Rin searched the crowd. He was right; the Warlords were absent. She couldn’t see a single southern refugee, either.

“Do you think they’ve left?” she asked.

“I know they haven’t. The valleys are still full of refugee camps. I think they chose not to come.”

“What for, a show of protest?”

“I suppose it makes sense,” he said. “This wasn’t their victory.”

Rin could understand that. The victory at the Red Cliffs had solved very few of the south’s problems. Southern troops had bled for a regime that only continued to treat them as a necessary sacrifice.

But the Warlords were sacrificing prudence for symbolic protest. They needed Hesperian troops to clear out the Federation enclaves in their home provinces.

They should have been doing their best to win back Vaisra’s favor.

Instead, they’d made clear their loyalties, just as they had to her in that alley days ago.

She wondered what that meant for the Republic. The south hadn’t submitted an open declaration of war. But they’d hardly demonstrated obedient cooperation, either. Would Vaisra now send those armed dirigibles to conquer Tikany?

Rin planned to be gone long before it came to that.

The procession culminated in a funeral rite for the dead on the riverbank. The turnout for this was much larger. A mass of civilians lined up under the cliffs. Rin couldn’t tell if the water was only reflecting the Red Cliffs, but it seemed as if the channel was still shot through with blood.

Vaisra’s generals and admirals stood in a straight line on the beach. Ribbons on posts marked those with rank who were absent. Rin counted more ribbons than people.

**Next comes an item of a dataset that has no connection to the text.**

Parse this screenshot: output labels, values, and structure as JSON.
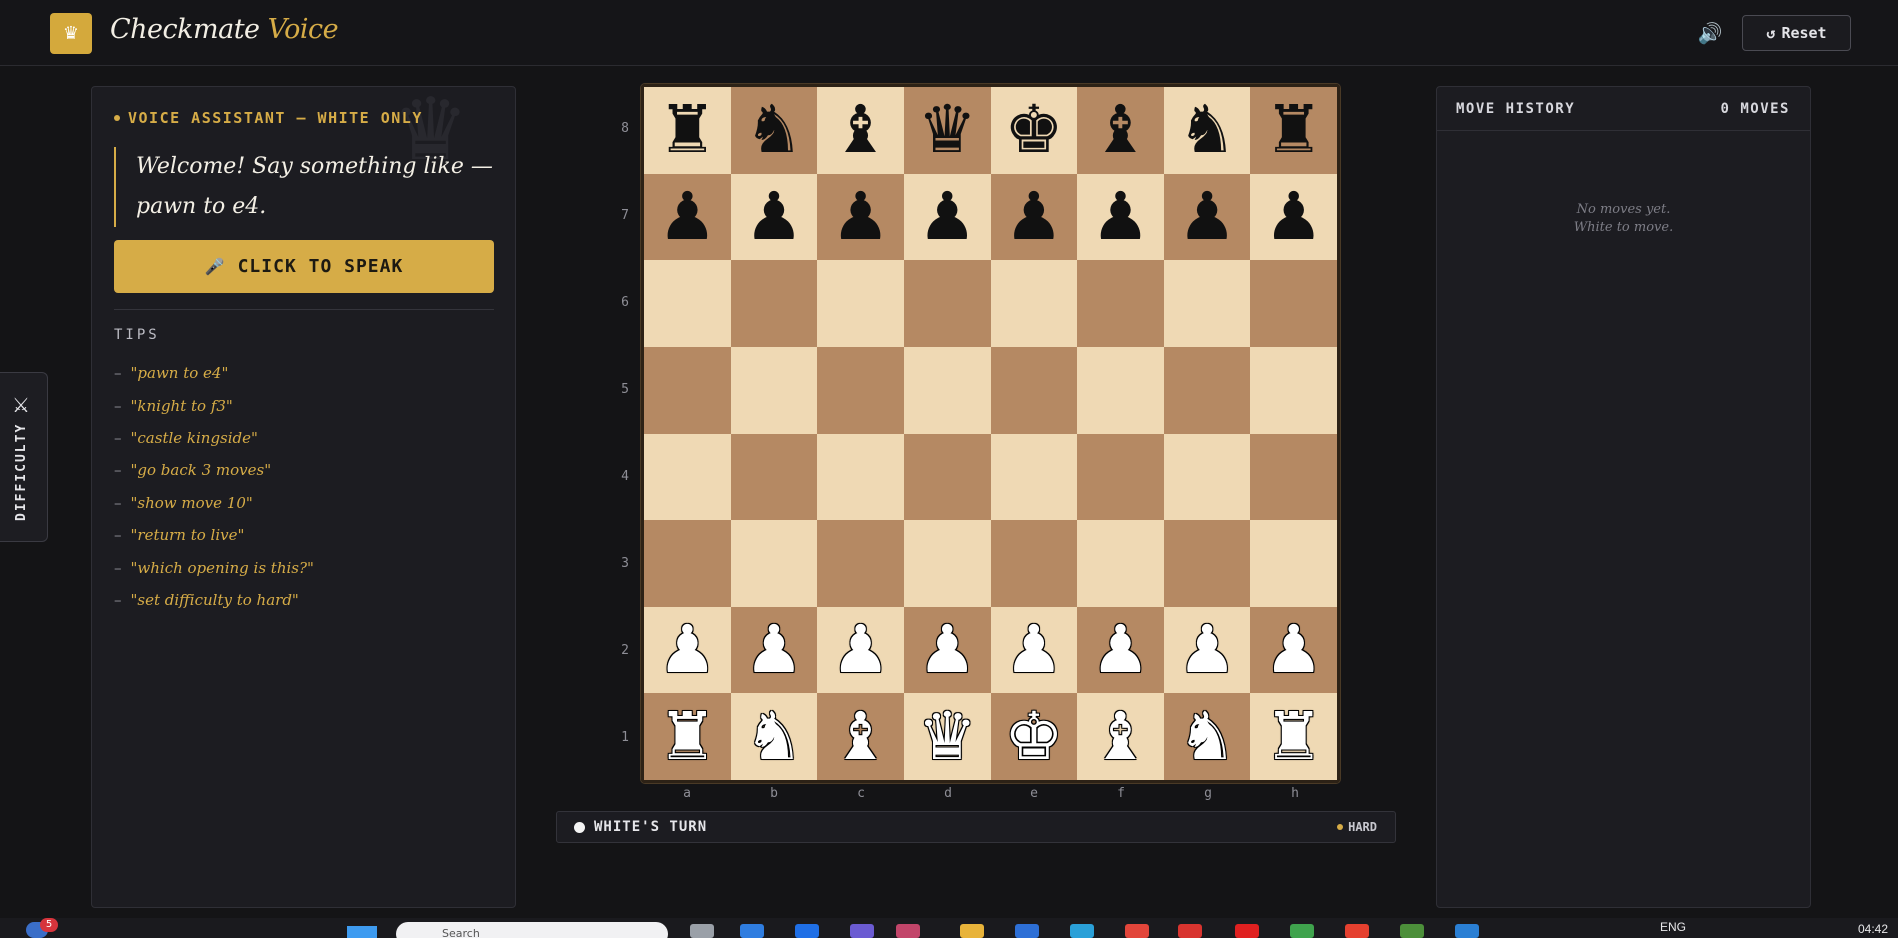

“That’s a hell of a lot of digging.” She looked out over the stacks of drenched, rotting corpses. The soldiers had spent days trawling the water for bodies, which otherwise would have poisoned the water with the foul taste of decay for years.

“They don’t bury their dead in Arlong,” Kitay said. “They send them out to sea.”

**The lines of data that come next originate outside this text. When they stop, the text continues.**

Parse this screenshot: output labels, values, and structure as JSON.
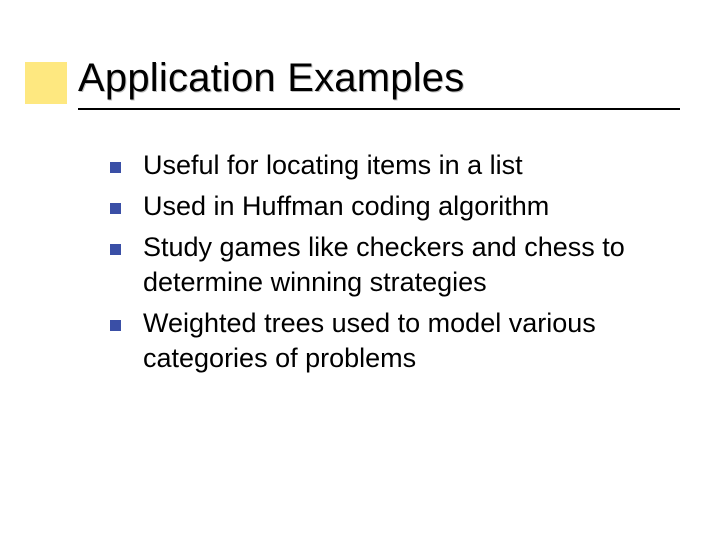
{
  "slide": {
    "title": "Application Examples",
    "bullets": [
      {
        "text": "Useful for locating items in a list"
      },
      {
        "text": "Used in Huffman coding algorithm"
      },
      {
        "text": "Study games like checkers and chess to determine winning strategies"
      },
      {
        "text": "Weighted trees used to model various categories of problems"
      }
    ]
  }
}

They watched as soldiers loaded pyramids of bodies onto rafts, then pushed them out into the water one by one.

Each pyre was draped with a funeral shroud dipped in oil.

At Vaisra’s command, Eriden’s men shot a barrage of flaming arrows onto the fleet of bodies.

Each one found its target. The pyres caught fire with a sharp, satisfying crackle.

“I could have done that,” Rin said.

“It means less when you do it.”

“Why?”

“Because the only thing that makes it significant is the possibility that they don’t aim true.” Kitay nodded over her shoulder. “Look who’s here.”

She followed his line of sight to find Ramsa, Baji, and Suni standing by the edge of the shore a little ways away from a huddle of civilians. They were looking back at her. Ramsa gave her a little wave.

She couldn’t help grinning in relief.

She hadn’t gotten a chance to talk to the Cike since the eve of the battle. She’d known they were all right, but they hadn’t been permitted in the infirmary, and she didn’t want to make a fuss for fear of arousing Hesperian suspicion. This might be their only chance to talk privately.

She leaned close to murmur in Kitay’s ear. “Is anyone looking?”

“I think you’re fine,” he said. “Hurry.”

She shuffled, limping, as quickly as she could down the shore.

“I see they finally let you out of the death farm,” Baji said in greeting.

“ ‘Death farm’?” she repeated.

“Ramsa’s nickname for the infirmary.”

“It’s because they’d roll out corpses every day in grain wagons,” Ramsa said. “Glad you weren’t in one of them.”

“How bad is it?” Baji asked.

She instinctively brushed her fingers over her lower back. “Manageable. Hurts, but I can walk without assistance now. You all got through unscathed?”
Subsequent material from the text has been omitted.